But does the world really need another wireless LAN scheme?

April 24, 2001

3 Min Read
TI Touts Wireless Optics Breakthrough

DALLAS -- This week Texas Instruments Inc. announced that it has developed a "reference design" for an optical wireless system that gives end users a dedicated 100-Mbit/s connection to their local area network (see TI Touts Optical Wireless Advance). While the achievement of an infrared connection that equals a fast Ethernet hookup is impressive, what Texas Instruments is really doing here is tossing a Hail Mary pass to revive their digital signal processor (DSP) business, which has slumped of late (along with the rest of the telecom sector).

To wit, the reference design TI is providing networking equipment makers combines one of TI's analog micro-electrical-mechanical system (MEMS) mirrors, an optical transceiver, and DSP components. The DSP, aided by some fancy locking and tracking software, aims the mirror quickly and precisely to enable connections between, say, several cubicle-mounted devices and a base station near the ceiling at the middle of an office.

Aside from the in-building wireless LANs, TI's expertise in intelligently directing light has several other applications, says Matt Harrison, the business manager in the optical wireless group. He suggests that, if packaged right, the technology could be used in photonic edge switches; it could help improve free-space optics gear, such as the transceivers sold by TeraBeam Corp.; and it could provide high-speed residential hookups that are cheaper than copper or cable.

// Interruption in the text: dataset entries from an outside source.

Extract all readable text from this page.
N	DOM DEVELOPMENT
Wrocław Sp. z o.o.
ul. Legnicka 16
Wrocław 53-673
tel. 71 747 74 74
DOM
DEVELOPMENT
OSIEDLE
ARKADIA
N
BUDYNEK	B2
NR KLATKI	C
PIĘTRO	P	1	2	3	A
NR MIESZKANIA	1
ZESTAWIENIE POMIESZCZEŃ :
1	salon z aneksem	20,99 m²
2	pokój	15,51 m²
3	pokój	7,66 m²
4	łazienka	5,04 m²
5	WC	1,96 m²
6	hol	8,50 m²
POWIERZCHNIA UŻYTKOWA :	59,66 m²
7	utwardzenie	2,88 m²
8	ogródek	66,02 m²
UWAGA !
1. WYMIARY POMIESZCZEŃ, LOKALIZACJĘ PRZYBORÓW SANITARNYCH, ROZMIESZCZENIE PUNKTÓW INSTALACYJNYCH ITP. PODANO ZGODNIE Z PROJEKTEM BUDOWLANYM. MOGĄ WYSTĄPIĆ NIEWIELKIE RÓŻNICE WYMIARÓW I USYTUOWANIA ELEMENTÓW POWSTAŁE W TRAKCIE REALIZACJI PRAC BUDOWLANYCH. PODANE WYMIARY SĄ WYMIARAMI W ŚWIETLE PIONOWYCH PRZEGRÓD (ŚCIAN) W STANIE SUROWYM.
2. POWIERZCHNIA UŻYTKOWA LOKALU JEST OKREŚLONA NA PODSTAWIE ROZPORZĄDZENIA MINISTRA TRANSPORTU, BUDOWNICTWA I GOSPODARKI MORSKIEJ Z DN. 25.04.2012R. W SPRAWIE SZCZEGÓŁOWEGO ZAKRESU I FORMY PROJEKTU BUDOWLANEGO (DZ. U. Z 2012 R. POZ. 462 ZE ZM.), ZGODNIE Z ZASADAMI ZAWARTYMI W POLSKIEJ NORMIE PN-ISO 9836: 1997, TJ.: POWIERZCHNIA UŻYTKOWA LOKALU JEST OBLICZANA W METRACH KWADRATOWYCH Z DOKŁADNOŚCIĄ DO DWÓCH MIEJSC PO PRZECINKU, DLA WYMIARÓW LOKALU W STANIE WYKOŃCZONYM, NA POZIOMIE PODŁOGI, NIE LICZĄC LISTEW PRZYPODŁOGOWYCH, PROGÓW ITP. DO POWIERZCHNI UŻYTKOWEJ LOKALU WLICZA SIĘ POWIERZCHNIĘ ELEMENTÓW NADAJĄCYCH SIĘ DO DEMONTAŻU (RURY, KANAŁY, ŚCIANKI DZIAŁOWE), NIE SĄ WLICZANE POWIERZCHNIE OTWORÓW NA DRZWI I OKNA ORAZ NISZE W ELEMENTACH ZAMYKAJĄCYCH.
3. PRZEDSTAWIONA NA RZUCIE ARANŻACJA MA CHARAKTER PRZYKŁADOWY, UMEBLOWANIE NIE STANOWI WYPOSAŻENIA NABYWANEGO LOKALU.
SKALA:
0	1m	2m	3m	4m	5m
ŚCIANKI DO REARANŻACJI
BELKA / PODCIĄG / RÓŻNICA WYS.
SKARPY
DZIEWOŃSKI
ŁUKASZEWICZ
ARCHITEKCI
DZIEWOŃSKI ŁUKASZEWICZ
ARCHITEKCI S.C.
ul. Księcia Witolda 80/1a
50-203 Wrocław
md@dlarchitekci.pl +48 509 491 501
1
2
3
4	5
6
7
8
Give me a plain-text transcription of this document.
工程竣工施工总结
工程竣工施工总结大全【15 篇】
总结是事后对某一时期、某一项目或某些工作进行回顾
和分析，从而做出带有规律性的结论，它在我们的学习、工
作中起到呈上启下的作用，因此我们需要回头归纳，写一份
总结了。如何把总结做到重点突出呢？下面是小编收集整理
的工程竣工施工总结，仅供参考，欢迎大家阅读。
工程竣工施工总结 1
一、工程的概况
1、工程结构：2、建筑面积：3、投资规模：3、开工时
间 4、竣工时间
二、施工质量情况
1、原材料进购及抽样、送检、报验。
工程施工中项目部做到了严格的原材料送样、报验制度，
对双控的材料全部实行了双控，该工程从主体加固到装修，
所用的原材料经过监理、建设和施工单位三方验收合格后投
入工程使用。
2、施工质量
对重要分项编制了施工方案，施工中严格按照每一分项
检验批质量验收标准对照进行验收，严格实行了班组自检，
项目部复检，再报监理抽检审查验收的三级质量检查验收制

In other words, Harrison's group is tossing the ball high and long, hoping that some equipment makers will get under it, find a sustainable market, and score some revenues. That's not such a bad thing, really. The idea of betting the technology's future solely on an optical wireless LAN product would have indeed been much more grim. Even Harrison candidly admitted that a lot of the companies that TI is working with to create wireless LAN products "probably won't have the same name in a couple of years."

An interesting aside about TI's announcement was the company’s use of the term "optical networking," words with which TI is not synonymous. TI has long been a player in components and chips used for assorted communications applications, such as its Sonet/SDH chips (see TI Launches Sonet Transceiver). But the company's perception as an optical player trails rivals JDS Uniphase Inc. (Nasdaq: JDSU; Toronto: JDU), Corning Inc. (NYSE: GLW), and Applied Micro Circuits Corp. (AMCC) (Nasdaq: AMCC). Earlier this year, though, TI laid the groundwork to change that, as it told analysts that it expected optical switching, attenuators, and tunable lasers to be key areas of growth for its DSP business.

In its December 2000 quarter, TI's sales for DSL, cable, and other broadband gear amounted to about $70 million -- small potatoes, considering its overall semiconductor revenues for that quarter were $2.7 billion. During its most recent earnings call, TI indicated that semiconductor orders, used to gauge its future financial results, were down 42 percent from last year.

TI doesn't specifically break out its optical networking-related sales, but Charles Marinello, who directs sales and marketing for TI's optical networking segment, says the company will do "hundreds of millions of dollars in optical-related business" this year. So, for the moment, TI's stature as an optical networking powerhouse is solid inasmuch as firms waving that banner have slipped out of favor with investors.